In this example a MEP function is defined with the symbol myFunction and can be used in a predicate or map expression with two parameters of type Double and will also return a value of type Double which will be the sum or the two input parameters as defined by the implementation of the getValue() function. Further, the MEP function can be optimized if the two input parameters are constant. Then, the result will be calculated only once. In addition, the MEP function provides a time complexity score of 3 and a space complexity score of 5 which means that the optimizer will try to place the call of myFunction before any other MEP function with a higher time or space complexity and behind any MEP function with a lower time or space complexity during optimization.

Access to function attributes

To Access the attributes of the function you can use the getInputValue or the getNumericalInputValue methods. While the first method returns an object, the second already cast the input value to a double value. Both methods takes the position index of the attribute as an argument. The name of the function, the total number of attributes, and the data type of the accepted attributes is set in the constructor. Thus, a MEP function can handle multiple data types for each attribute.

Access to meta attributes

To access the meta attributes of an incoming streaming object you can use the getMetaAttribute function.

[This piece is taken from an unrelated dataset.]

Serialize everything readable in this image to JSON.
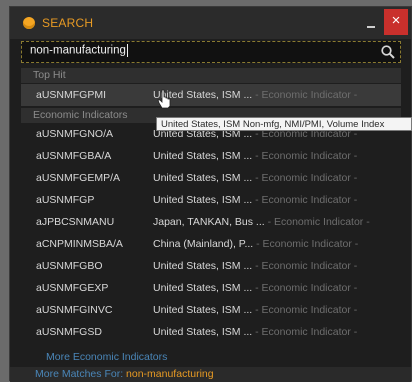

Access to additional content

To access the additional content of an incoming streaming object you can use the getAdditionalContents method to access all contents. If you only want to access a special field you can issue the getAdditionalContent(fieldName) method.

Support for optimization

The MEP optimizer tries to determine if an expression is a constant and should not be evaluated each time. For this, the getValue method is called. This behavior can be changed by setting the fifth parameter in the constructor to false. To support the optimization of predicates, the time and space complexity can be set in the constructor as the last two parameters. Both values should be in the range between 0-9 depending on their average expected complexity. Depending on the value, the MEP function will be placed differently in the resulting optimized predicate.

Image the following scenario with a predicate expression that checks if an attribute x holds a value higher than the return value of a function called lastPrimeNumber(x) (that might estimate the last prime number lower or equals to x), a value higher than the result of function defined above, and higher than 0:

(x > lastPrimeNumber(x)) || (x > myFunction(y, z)) || (x > 0)

During predicate optimization, the optimizer checks the complexity values and reorder the terms according to their values resulting in an optimized predicate as follows:

(x > 0) || (x > myFunction(y, z)) || (x > lastPrimeNumber(x))

Here, the last term comparing the value of x with 0 is moved to the front and the more expensive function is moved to the tail.

A rule of thumb should be, MEP functions with logarithmic complexity should have a value between 0-3, linear complexity a value between 4-6, and exponential complexity a value between 7-9. However, this is just a first draft. The basic idea is to evaluate cheap functions first and avoid expensive functions if possible.